Saryan J A, Bouras A
Department of Allergy and Immunology, Lahey Hitchcock Medical Center, Burlington, MA 01805, USA.
Allergy Asthma Proc. 1996 Mar-Apr;17(2):65-9. doi: 10.2500/108854196778644994.
Charts from 908 patients born in New England and seen at the Lahey Clinic because of allergic rhinitis or asthma or both were reviewed to ascertain whether or not a relationship existed between month of birth and subsequent development of allergy to house dust mites. Prick/puncture and intradermal skin tests for aeroallergens were performed on all patients. Skin tests for Dermatophagoides farinae (Df) mite were scored very positive (VP) in 451 patients (49.7%), mildly positive (MP) in 234 patients (25.7%), and negative (NEG) in 223 patients (24.6%). No discernible difference in frequency of birth could be identified for any single month for either Df-sensitive or Df-negative patients. Comparisons of 4-month periods (May through August, September through December, and January through April) failed to show a seasonal predilection for month of birth. During the 6-month period of February through July, a slight difference was observed for the overall group of 908 patients: 240 of the VP patients (53.2%), 111 of the MP patients (47.4%), and 105 of the NEG patients (47.1%) were born within this period compared with 211 VP patients (46.8%), 123 MP patients (52.6%), and 118 NEG patients (52.9%) who were born within the period of August through January. The difference among the groups was not statistically different (P = 0.20). Of the 225 children and adolescents who were either VP or MP, 125 patients (55.6%) were born within the period of February through July; of the 83 children and adolescents who were NEG, 37 patients (44.6%) were born within that same period. Although dust-mite allergic patients and, in particular, children and adolescents with asthma or rhinitis or both tended to be born within the period of February through July, no clear-cut statistically significant predilection in month of birth or season could be identified for New England-born adult or pediatric mite-allergic patients with rhinitis or asthma or both.

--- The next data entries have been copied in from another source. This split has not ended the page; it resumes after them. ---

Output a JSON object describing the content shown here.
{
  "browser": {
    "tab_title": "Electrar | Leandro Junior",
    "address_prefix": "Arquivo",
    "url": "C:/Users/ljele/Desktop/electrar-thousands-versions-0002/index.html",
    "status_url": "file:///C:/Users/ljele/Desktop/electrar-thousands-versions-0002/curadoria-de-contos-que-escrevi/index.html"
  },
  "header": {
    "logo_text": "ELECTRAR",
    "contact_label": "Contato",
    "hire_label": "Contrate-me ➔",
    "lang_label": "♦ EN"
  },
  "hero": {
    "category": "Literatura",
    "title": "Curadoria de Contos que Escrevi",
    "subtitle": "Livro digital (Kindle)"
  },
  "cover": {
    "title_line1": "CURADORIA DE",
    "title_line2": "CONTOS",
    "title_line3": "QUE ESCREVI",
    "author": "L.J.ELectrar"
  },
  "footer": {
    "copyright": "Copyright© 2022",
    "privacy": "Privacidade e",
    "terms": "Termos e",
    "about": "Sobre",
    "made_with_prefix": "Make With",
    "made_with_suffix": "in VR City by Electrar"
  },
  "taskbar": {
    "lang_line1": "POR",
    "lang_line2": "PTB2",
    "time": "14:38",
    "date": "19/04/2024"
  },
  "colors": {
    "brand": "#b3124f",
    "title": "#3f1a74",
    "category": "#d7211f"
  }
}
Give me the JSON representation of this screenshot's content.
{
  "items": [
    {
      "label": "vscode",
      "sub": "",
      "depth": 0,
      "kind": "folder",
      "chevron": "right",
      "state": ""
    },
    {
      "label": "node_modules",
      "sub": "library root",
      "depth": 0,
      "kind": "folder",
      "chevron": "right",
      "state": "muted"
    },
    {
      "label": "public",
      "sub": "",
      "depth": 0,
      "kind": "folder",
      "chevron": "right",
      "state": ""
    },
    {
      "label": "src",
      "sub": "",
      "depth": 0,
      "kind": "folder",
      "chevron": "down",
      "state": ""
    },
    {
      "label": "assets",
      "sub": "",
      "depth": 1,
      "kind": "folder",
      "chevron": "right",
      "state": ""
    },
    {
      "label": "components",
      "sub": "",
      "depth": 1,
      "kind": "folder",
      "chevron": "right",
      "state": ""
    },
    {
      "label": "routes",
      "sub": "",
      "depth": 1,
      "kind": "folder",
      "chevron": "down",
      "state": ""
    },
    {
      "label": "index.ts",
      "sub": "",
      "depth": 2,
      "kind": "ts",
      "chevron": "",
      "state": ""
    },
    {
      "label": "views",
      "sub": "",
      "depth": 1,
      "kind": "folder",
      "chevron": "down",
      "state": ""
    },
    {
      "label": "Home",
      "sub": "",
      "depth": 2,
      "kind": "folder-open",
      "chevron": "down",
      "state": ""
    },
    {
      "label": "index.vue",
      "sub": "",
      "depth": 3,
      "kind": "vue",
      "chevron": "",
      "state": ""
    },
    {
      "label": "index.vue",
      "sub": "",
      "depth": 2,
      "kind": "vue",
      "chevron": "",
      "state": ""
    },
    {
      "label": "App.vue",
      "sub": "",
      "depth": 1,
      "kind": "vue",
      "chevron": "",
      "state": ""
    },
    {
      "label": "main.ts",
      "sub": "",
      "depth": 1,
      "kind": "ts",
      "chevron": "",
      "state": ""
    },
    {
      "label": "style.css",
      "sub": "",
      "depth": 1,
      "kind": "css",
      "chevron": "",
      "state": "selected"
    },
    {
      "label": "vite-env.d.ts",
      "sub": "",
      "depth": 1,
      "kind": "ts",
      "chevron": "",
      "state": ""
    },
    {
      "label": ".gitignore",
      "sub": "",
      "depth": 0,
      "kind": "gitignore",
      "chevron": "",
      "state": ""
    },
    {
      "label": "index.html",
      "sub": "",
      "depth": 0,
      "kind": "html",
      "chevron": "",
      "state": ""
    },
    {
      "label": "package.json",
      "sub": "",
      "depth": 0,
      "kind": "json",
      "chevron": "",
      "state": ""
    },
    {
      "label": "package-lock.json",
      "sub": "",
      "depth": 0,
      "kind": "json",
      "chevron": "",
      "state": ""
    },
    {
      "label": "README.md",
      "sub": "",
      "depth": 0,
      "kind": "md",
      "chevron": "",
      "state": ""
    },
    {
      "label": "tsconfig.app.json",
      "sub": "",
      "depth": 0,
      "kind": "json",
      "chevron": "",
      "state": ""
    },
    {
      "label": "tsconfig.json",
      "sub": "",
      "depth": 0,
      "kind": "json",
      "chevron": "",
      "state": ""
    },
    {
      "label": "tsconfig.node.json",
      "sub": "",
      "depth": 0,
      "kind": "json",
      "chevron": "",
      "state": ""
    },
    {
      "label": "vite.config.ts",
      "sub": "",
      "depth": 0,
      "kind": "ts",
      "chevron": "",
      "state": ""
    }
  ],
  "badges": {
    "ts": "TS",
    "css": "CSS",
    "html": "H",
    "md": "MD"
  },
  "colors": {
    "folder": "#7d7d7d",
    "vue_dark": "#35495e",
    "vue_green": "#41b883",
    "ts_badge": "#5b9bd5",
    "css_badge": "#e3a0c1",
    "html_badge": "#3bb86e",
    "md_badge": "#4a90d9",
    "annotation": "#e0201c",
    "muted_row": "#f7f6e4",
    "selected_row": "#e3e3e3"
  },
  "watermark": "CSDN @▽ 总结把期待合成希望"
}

回顾了908名在新英格兰出生、因过敏性鼻炎或哮喘或两者兼具而在Lahey诊所就诊的患者的病历,以确定出生月份与随后对屋尘螨过敏的发展之间是否存在关联。对所有患者进行了气传变应原的点刺/皮内皮肤试验。对粉尘螨(Df)的皮肤试验结果为:451名患者(49.7%)为强阳性(VP),234名患者(25.7%)为弱阳性(MP),223名患者(24.6%)为阴性(NEG)。对于Df敏感或Df阴性的患者,任何单月的出生频率均无明显差异。对4个月时间段(5月至8月、9月至12月、1月至4月)的比较未显示出出生月份的季节性偏好。在2月至7月的6个月期间,观察到908名患者总体上有轻微差异:在此期间出生的VP患者有240名(53.2%),MP患者有111名(47.4%),NEG患者有105名(47.1%);而在8月至1月期间出生的VP患者有211名(46.8%),MP患者有123名(52.6%),NEG患者有118名(52.9%)。各组之间的差异无统计学意义(P = 0.20)。在225名VP或MP的儿童和青少年中,125名患者(55.6%)在2月至7月期间出生;在83名NEG的儿童和青少年中,37名患者(44.6%)在同一时期出生。尽管对尘螨过敏的患者,尤其是患有哮喘或鼻炎或两者兼具的儿童和青少年倾向于在2月至7月期间出生,但对于在新英格兰出生的患有鼻炎或哮喘或两者兼具的成人或儿童螨过敏患者,在出生月份或季节方面未发现明确的统计学显著偏好。